Liu gehörte zu der wachsenden Zahl von Millennials, die nach Yunnan reisten, um nach Alternativen zu Chinas zermürbender „9-9-6“-Wirtschaft zu suchen (die sechs Tage die Woche von 9 bis 21 Uhr arbeitet). Mit seinen neuen veganen Restaurants und Dichterlesungen war „Dalifornia“, wie es genannt wurde, ein aufstrebendes Reiseziel – wie die Toskana oder Darjeeling –, wo der Händedruck zwischen Mensch und Landschaft eine limbische Euphorie entfachte.

Aber der größte Teil des vormechanisierten westlichen Yunnan würde nie in ein Boutique-Gebäude umgewandelt werden.

Ich ging weiter nach Lijiang, wo ethnische Naxi-Familien in flammenfarbenen Herbstplantagen ihre roten Birnen ernteten. Ich stieg in die kiefernreiche tibetische Zone bei Yongning hinauf, wo Hirten in Mänteln ihre Schafe vor Bären bewachten.

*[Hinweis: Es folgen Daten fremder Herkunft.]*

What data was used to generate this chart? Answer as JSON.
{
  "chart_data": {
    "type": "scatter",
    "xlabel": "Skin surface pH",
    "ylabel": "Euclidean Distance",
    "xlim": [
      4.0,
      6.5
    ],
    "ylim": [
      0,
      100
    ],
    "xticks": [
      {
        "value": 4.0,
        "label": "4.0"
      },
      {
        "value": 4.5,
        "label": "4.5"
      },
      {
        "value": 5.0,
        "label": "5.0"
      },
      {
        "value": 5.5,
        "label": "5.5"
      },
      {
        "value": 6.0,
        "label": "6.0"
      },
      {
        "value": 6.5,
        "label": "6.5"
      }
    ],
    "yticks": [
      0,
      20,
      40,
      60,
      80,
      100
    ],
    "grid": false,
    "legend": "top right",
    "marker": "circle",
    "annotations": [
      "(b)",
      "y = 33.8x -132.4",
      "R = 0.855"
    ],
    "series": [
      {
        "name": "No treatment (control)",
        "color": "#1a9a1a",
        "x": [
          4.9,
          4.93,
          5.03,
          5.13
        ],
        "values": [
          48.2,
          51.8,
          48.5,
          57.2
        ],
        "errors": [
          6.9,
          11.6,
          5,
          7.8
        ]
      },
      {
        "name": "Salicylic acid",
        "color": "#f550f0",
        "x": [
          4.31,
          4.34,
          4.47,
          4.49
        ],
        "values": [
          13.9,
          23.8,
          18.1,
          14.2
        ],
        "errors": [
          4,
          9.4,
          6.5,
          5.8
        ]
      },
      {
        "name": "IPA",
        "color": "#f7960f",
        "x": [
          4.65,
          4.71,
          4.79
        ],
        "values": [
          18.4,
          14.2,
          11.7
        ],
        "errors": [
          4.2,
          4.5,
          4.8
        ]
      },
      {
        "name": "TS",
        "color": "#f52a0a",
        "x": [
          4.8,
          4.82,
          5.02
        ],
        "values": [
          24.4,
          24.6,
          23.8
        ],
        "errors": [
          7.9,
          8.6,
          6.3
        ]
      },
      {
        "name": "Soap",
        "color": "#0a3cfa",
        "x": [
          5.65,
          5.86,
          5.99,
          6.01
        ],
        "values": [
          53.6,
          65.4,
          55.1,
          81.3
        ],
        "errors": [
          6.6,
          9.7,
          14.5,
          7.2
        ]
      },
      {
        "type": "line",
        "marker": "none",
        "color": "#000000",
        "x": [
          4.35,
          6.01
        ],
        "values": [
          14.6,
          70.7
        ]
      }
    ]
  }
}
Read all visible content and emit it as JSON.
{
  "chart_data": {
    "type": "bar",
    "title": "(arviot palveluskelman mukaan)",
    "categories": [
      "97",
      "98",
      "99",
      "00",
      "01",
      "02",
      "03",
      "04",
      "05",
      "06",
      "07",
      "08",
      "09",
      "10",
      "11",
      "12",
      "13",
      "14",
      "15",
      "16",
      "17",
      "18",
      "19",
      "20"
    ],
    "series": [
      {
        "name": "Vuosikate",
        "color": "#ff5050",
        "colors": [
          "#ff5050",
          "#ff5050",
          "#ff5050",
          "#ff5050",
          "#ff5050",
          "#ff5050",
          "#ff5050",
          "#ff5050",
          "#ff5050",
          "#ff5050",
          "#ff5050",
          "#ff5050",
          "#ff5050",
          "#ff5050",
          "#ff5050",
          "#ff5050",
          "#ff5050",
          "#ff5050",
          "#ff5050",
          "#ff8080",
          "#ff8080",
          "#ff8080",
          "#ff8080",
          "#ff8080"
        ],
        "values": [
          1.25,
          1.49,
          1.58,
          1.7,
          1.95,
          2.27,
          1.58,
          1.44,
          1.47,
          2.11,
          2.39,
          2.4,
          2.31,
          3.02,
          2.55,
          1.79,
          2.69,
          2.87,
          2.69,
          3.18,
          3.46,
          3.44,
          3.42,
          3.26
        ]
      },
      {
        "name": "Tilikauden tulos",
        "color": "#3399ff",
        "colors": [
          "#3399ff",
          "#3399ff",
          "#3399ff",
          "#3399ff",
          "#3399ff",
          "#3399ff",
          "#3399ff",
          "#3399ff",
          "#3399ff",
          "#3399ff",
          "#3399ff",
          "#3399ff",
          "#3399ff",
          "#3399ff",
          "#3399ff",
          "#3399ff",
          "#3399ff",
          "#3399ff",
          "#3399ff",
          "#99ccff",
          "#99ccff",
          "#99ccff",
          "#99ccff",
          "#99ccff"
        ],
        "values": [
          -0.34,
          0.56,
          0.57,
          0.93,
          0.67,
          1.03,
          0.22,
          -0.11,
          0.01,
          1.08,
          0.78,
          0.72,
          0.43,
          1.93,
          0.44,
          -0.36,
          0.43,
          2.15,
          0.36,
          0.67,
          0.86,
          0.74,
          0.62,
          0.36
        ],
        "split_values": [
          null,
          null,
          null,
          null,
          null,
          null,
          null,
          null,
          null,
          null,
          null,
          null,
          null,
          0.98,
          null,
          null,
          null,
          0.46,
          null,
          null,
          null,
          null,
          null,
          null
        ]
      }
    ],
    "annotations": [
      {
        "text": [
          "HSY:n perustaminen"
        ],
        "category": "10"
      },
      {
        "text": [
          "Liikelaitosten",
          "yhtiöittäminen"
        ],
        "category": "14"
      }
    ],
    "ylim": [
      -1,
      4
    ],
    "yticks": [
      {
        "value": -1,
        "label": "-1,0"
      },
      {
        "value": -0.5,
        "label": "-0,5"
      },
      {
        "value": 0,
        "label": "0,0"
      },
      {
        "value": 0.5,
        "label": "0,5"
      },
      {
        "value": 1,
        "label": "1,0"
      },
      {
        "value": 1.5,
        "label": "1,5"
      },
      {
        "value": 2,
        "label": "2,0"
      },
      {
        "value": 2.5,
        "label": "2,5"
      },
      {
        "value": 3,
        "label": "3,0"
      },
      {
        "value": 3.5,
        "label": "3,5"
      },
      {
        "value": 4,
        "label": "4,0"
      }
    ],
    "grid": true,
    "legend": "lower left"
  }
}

Und im Diancang-Shan-Gebirge erlaubte ich einem alternden Bai-Maultierkämpfer, meinen Rucksack auf einem seiner glänzenden Heubrenner zu schleppen.

„Vor zehn Jahren hatte ich zehn Maultiere, und jetzt habe ich nur noch zwei“, sagte Luo Siming und zuckte wehmütig mit den Schultern. Luos Fingernägel waren wie Feuerstein und seine schaufelgroßen Hände trugen jede vernarbte Lektion zurück zur Domestizierung von Tieren.

Luo erzählte, wie er in letzter Zeit ein kleines Vermögen verdient hatte, indem er Presslufthämmer und Säcke mit Zement in seinen ehemals isolierten Winkel in Yunnan transportierte. Diese Ladungen führten zum Bau neuer Autostraßen und brachten ihn aus dem Geschäft.